Come in precedenza accennato, le patate soffrono tremendamente la luce. Quest’ultima, infatti, facilita la comparsa di chiazze verdi, non commestibili e da scartare immediatamente.

Per quello che riguarda invece la temperatura ideale, è possibile anzitutto affermare che esse devono essere riposte in un luogo fresco, i cui valori possono oscillare tra i 4 ed i massimo 12 gradi. Temperature che varchino verso l’alto o verso il basso tale intervallo potrebbero compromettere sensibilmente la preservazione di tutte le caratteristiche, sia visive che nutrizionali, della patata.

Ovviamente, come si potrebbe facilmente immaginare, l’incedere della stagione estiva potrebbe rendere più difficoltosa la ricerca di un luogo così asciutto. La scelta migliore, pertanto, è rappresentata dal frigorifero, malgrado questo non consenta di conservare un quantitativo cospicuo di tuberi.

Gli accorgimenti per conservare le patate

Se si coltivano autonomamente le patate, queste ultime devono essere lasciate asciugare successivamente alla propria raccolta. L’asciugatura deve avvenire in un luogo buio. Quando esse sono perfettamente asciutte, vanno private della terra in eccesso ed immesse senza sbatterle nelle cassette.

Trattandosi di piante annuali, con l’arrivo della primavera è inevitabile che esse inizino a germogliare. Chiaramente, un ruolo importante a riguardo viene giocato dalle condizioni termiche circostanti, visto che temperature alte potrebbero addirittura accelerare il fenomeno. Qualora il germoglio si formi, cosa buona e giusta è eliminarlo prima che esso possa ulteriormente svilupparsi.

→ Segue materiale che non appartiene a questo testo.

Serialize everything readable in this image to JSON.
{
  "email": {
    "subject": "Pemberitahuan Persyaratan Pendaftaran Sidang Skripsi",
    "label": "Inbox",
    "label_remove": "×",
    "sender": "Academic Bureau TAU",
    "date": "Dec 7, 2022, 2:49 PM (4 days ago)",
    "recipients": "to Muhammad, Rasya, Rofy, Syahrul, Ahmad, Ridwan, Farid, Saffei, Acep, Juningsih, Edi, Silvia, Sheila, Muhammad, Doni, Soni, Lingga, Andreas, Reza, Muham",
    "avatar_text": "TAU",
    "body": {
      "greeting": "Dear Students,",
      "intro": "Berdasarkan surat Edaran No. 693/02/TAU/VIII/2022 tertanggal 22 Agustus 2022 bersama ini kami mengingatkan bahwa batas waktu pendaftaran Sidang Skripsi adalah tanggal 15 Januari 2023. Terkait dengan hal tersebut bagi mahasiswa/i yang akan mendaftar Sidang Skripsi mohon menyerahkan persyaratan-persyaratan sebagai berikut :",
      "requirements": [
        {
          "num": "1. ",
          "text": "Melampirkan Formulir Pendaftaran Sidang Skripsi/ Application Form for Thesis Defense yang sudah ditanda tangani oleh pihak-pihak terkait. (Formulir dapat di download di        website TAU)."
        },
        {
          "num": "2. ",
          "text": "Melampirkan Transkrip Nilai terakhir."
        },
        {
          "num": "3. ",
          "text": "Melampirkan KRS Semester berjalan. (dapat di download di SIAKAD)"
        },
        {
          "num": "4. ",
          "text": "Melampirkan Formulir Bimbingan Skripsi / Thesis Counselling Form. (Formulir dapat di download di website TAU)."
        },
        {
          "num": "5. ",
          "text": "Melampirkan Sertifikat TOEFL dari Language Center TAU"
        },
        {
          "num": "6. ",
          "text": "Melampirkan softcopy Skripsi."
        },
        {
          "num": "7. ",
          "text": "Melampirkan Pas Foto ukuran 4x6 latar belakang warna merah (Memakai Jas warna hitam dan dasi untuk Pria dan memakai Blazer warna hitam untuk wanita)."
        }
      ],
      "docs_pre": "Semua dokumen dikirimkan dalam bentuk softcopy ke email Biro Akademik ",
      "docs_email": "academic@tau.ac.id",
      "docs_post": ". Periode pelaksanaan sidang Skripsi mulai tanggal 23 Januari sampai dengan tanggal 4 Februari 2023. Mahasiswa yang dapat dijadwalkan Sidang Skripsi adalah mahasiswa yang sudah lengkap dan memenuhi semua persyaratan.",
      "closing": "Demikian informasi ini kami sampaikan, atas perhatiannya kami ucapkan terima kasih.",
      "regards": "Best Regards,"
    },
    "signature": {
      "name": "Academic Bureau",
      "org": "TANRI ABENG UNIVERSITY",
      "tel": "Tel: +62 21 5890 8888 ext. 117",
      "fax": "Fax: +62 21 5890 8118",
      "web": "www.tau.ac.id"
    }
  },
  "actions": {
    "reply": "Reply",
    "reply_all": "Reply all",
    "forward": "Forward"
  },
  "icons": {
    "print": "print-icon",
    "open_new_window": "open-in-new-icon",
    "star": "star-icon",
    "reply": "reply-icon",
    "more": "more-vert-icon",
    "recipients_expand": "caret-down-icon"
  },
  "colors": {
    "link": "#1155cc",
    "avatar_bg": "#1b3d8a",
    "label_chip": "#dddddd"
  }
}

Le varietà coltivabili sono molte, tutte caratterizzate da peculiarità differenti. A rigore di logica, le specie più precoci primeggeranno per quello che attiene la fase di germogliazione. Detto questo, la conservazione migliore avviene selezionando varietà tardive come: Bafana, Majestic, Mozart e Michelle.

Errore imperdonabile quando si decide di conservare le patate è quello di metterle in congelatore ancora crude. Scendendo maggiormente bel particolare, il congelamento può avvenire solo e soltanto dopo che essere siano state sbollentate, cotte al forno, in padella o al vapore.

Ultimata la fase di cottura, devono essere fatte pazientemente raffreddare prima di chiuderle in un sacchetto ermetico e conservarle nel congelatore di casa. Viste le numerose cotture a cui le patate possono essere soggette, la conservazione sarà quindi direttamente proporzionale alla tecnica con l’ausilio della quale vengono cotte:

  • le patate lesse, dopo essere state raffreddate, possono essere conservate in frigorifero fino ad un massimo di due giorni. Dopo tale intervallo, esse tendono ad assumere un sapore acido;
  • se si intende friggere le patate e poi metterle in congelatore, nessun problema. Unica accortezza consiste nel cospargerle di farina di riso o di mais, eliminare l’eccesso e farle friggere per circa due minuti. Una volta scolate bene e private del grasso, le patate vanno chiuse in dei sacchetti per congelare.